Vine scrolls inhabit every nook and cranny of the complex palimpsest that is Rome, whether it be the iconic Ara Pacis which hails from 9 BCE, or the streetlamps that light up the city’s streets in the present day. Perhaps because of this very ubiquity, the vine scroll is often sidelined in art historical analyses, especially within the context of medieval mosaics. Since this motif is not figural and has no specific biblical association, the vine scroll’s significance is often underestimated in favor of traditional iconographic analyses that focus on the identification of human figures or the dissection of narrative scenes.

This academic bias is particularly apparent in scholarship on the mosaics in the Lateran Baptistery. The seventh-century mosaic in the Baptistery’s Chapel of S. Venantius, for example, is more frequently discussed in regards to its figural depiction of saints and their connections to relics. In contrast, there is relatively little literature about the fifth-century mosaic in the Baptistery’s adjacent Chapel of SS. Cyprian and Justina, which is largely composed of a sprawling vine scroll and features no human figures in its apse. With such a composition, the vine scrolls at SS. Cyprian and Justina are impossible to ignore. This paper thus investigates the role of the vine scroll motif at SS. Cyprian and Justina as a mode of religious expression and meaning making in itself, rather than as a supplementary ornament to human figures. Instead of labeling the mosaic’s centralized treatment of the vine scroll as an abnormality, this paper analyzes its depiction in the Lateran Baptistery through its formal qualities, symbolic origins, and iconographic influence. As a result, the vine scroll can be better understood as an evocative and meaningful visual motif that has both traceable historical roots and an enduring, impactful legacy.

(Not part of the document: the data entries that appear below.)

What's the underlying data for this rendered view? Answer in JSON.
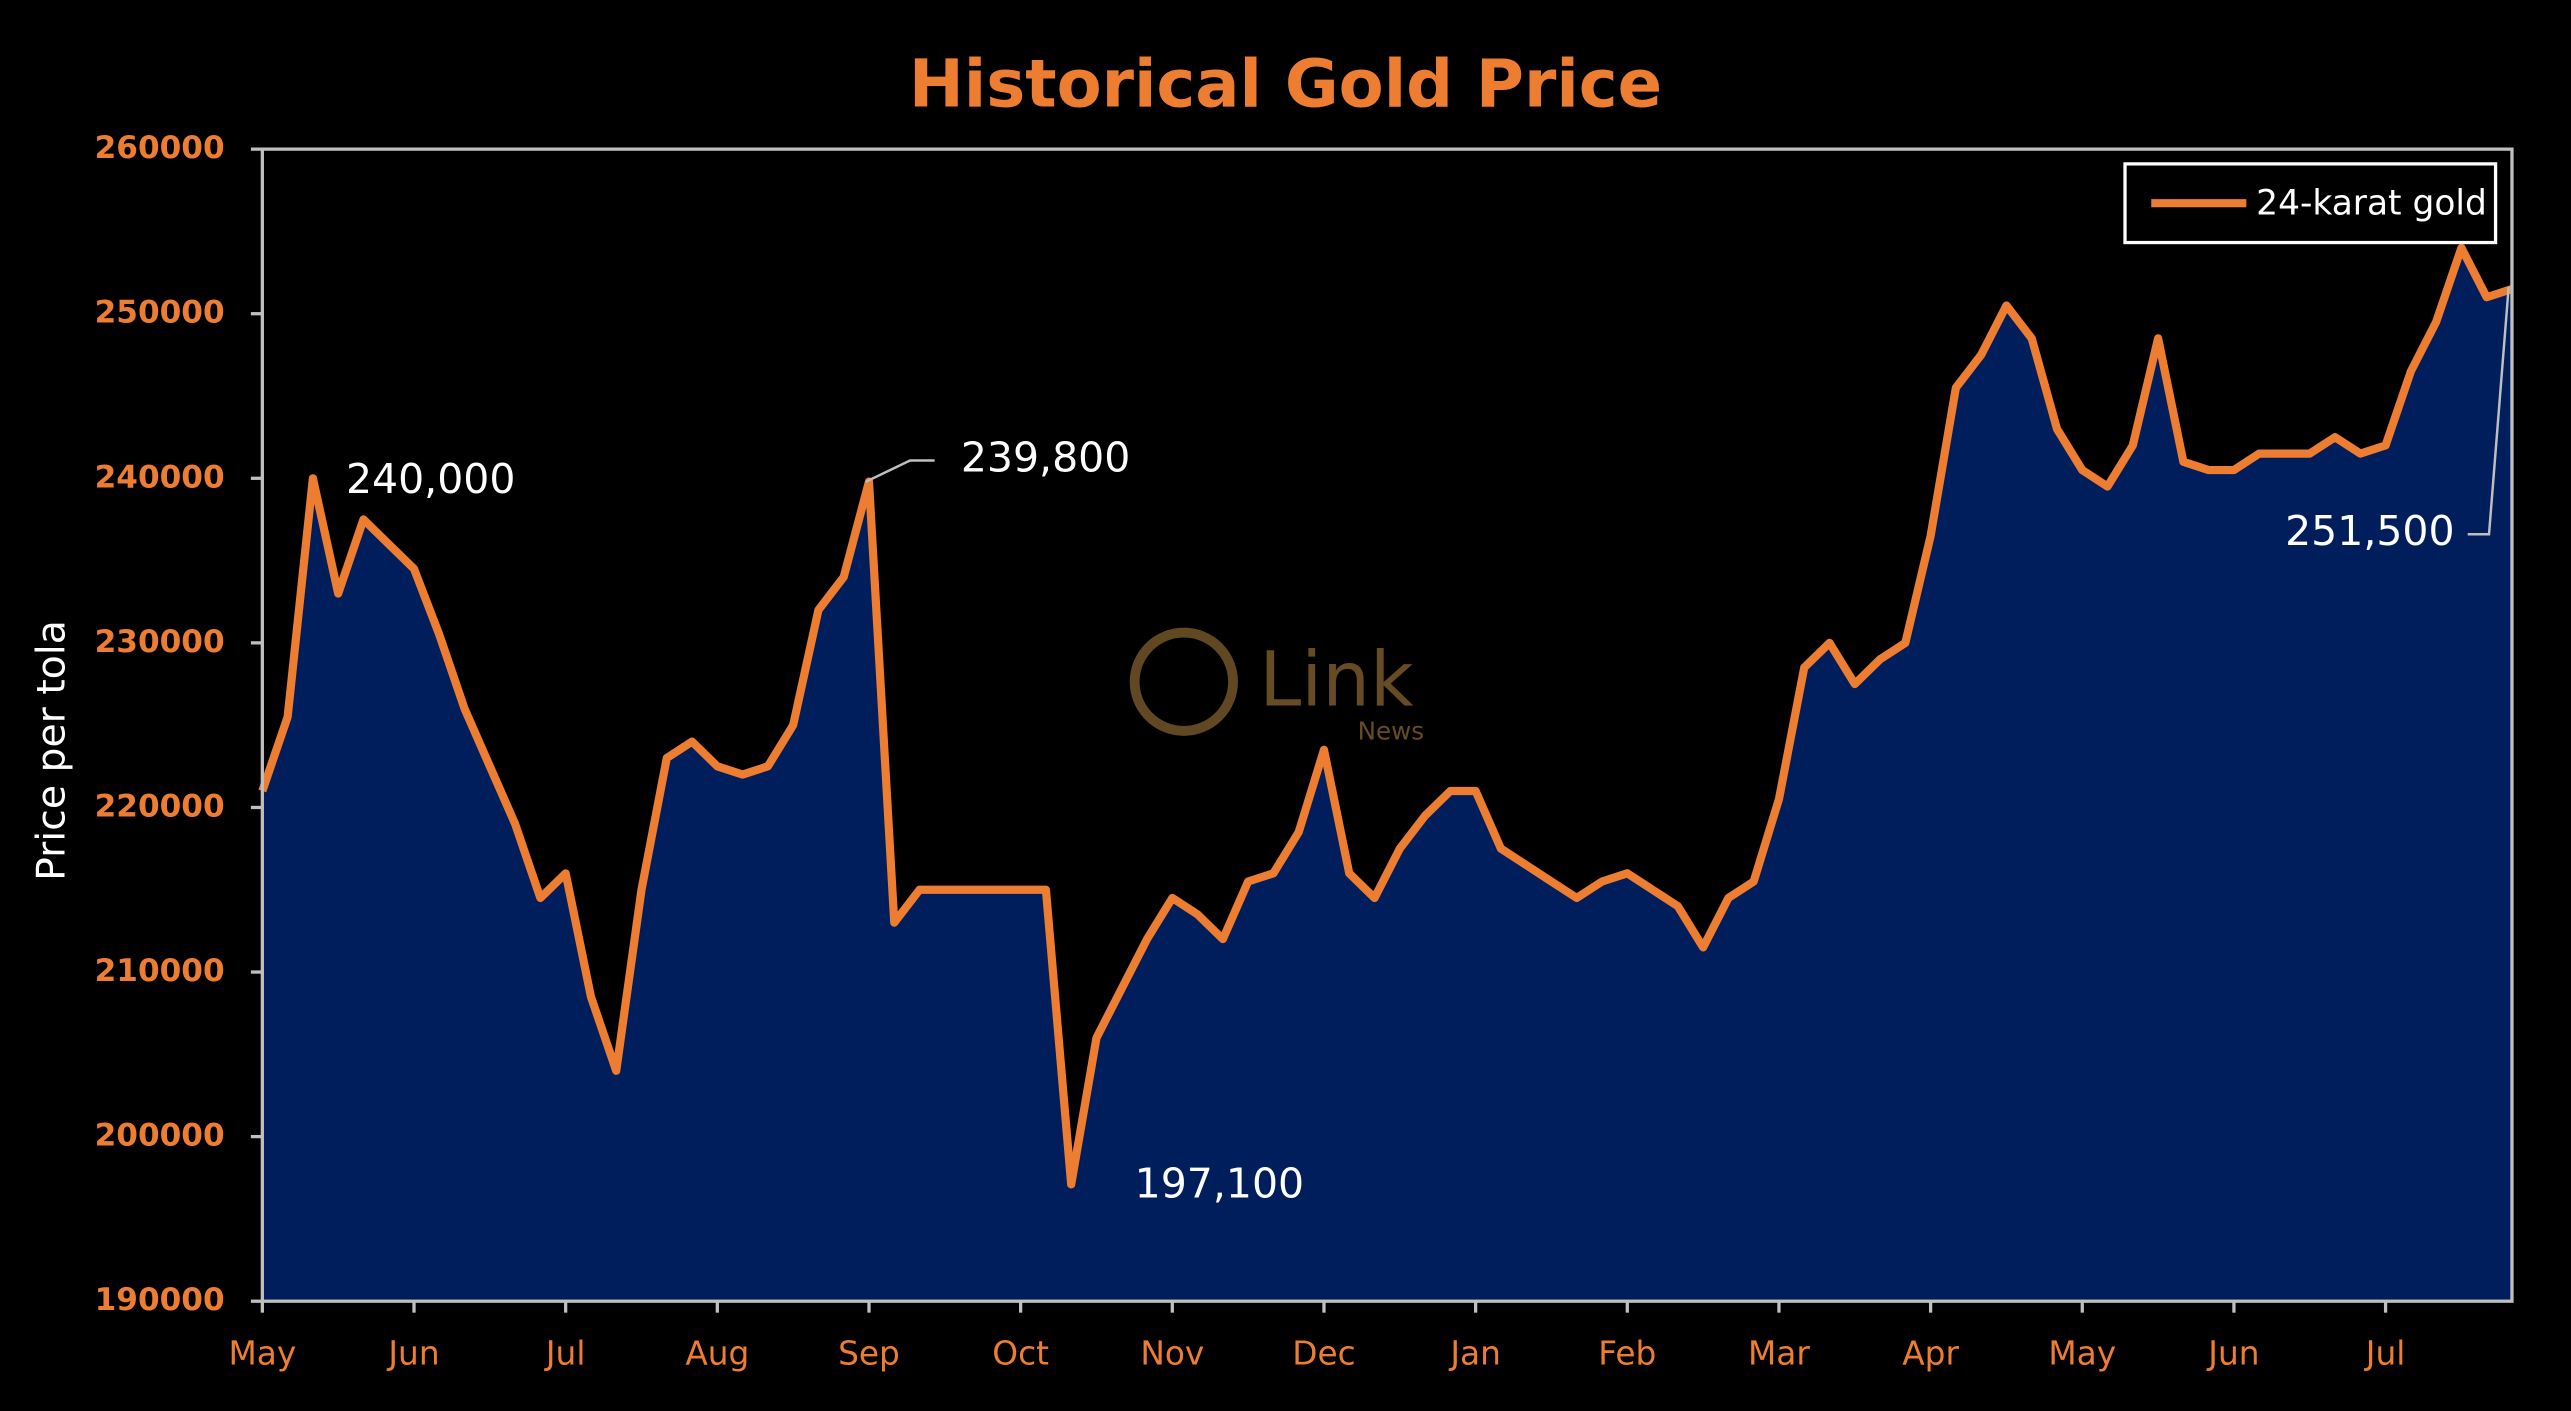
{
  "chart_data": {
    "type": "area",
    "title": "Historical Gold Price",
    "y_label": "Price per tola",
    "watermark": [
      "Link",
      "News"
    ],
    "categories": [
      "May",
      null,
      null,
      null,
      null,
      null,
      "Jun",
      null,
      null,
      null,
      null,
      null,
      "Jul",
      null,
      null,
      null,
      null,
      null,
      "Aug",
      null,
      null,
      null,
      null,
      null,
      "Sep",
      null,
      null,
      null,
      null,
      null,
      "Oct",
      null,
      null,
      null,
      null,
      null,
      "Nov",
      null,
      null,
      null,
      null,
      null,
      "Dec",
      null,
      null,
      null,
      null,
      null,
      "Jan",
      null,
      null,
      null,
      null,
      null,
      "Feb",
      null,
      null,
      null,
      null,
      null,
      "Mar",
      null,
      null,
      null,
      null,
      null,
      "Apr",
      null,
      null,
      null,
      null,
      null,
      "May",
      null,
      null,
      null,
      null,
      null,
      "Jun",
      null,
      null,
      null,
      null,
      null,
      "Jul",
      null,
      null,
      null,
      null,
      null
    ],
    "series": [
      {
        "name": "24-karat gold",
        "color": "#ed7d31",
        "fill": "#002060",
        "values": [
          221000,
          225500,
          240000,
          233000,
          237500,
          236000,
          234500,
          230500,
          226000,
          222500,
          219000,
          214500,
          216000,
          208500,
          204000,
          215000,
          223000,
          224000,
          222500,
          222000,
          222500,
          225000,
          232000,
          234000,
          239800,
          213000,
          215000,
          215000,
          215000,
          215000,
          215000,
          215000,
          197100,
          206000,
          209000,
          212000,
          214500,
          213500,
          212000,
          215500,
          216000,
          218500,
          223500,
          216000,
          214500,
          217500,
          219500,
          221000,
          221000,
          217500,
          216500,
          215500,
          214500,
          215500,
          216000,
          215000,
          214000,
          211500,
          214500,
          215500,
          220500,
          228500,
          230000,
          227500,
          229000,
          230000,
          236500,
          245500,
          247500,
          250500,
          248500,
          243000,
          240500,
          239500,
          242000,
          248500,
          241000,
          240500,
          240500,
          241500,
          241500,
          241500,
          242500,
          241500,
          242000,
          246500,
          249500,
          254000,
          251000,
          251500
        ]
      }
    ],
    "ylim": [
      190000,
      260000
    ],
    "yticks": [
      190000,
      200000,
      210000,
      220000,
      230000,
      240000,
      250000,
      260000
    ],
    "annotations": [
      "240,000",
      "239,800",
      "197,100",
      "251,500"
    ],
    "legend": "top-right"
  }
}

5:00 PM Rex Hutchinson (Drexel University)

Boars and Bears: A Re-Imagining of the Sutton Hoo Shoulder Clasps

The Sutton Hoo shoulder clasps (produced between 560 and 610 CE) are a typologically unique piece of jewelry, without parallel or clear precedent, set apart even from the rest of the gold regalia in the Mound I burial. The intricacy of the clasps supports the theory of a “Sutton Hoo Master” smith, while the materials and techniques used in their construction suggest established complex relationships between the Anglo-Saxons of the British Isles and foreign powers as distant as Byzantium into at least the mid-1st millennium. That the Sutton Hoo Shoulder clasps were originally mounted to armor emphasizes their connection to the belt mounts and sword-harness pieces found in the Mound I burial and indicates their role as symbols of wealth and power in a militaristic but nonetheless artistically sophisticated society.

The ornamentation of the Sutton Hoo shoulder clasps has traditionally been interpreted as a series of unconnected motifs: crossed boars in the end panel; serpents on the borders; geometric tessellations filling the central panel. However, in this paper, I present the possibility of another, previously overlooked motif–that of a hulking bear, composed from the crossed boars and the delicate filigree serpents which fill the negative space between them. The presence of this bear motif would not reduce the legitimacy of previous interpretations and scholarship but rather could enrich them with the further analysis of a new symbology and visual motif. Furthermore, the presence of a bear-figure fills the awkward, otherwise unusual gaps between ornamental motifs, developing a clear, intentional visual and narrative connection between individual motifs and panels. Though this identification is dependent largely on comparison to other, similar clasp and buckle pieces, largely from the Roman period, the presence of an additional motif, though unconventional, is entirely possible and should be explored.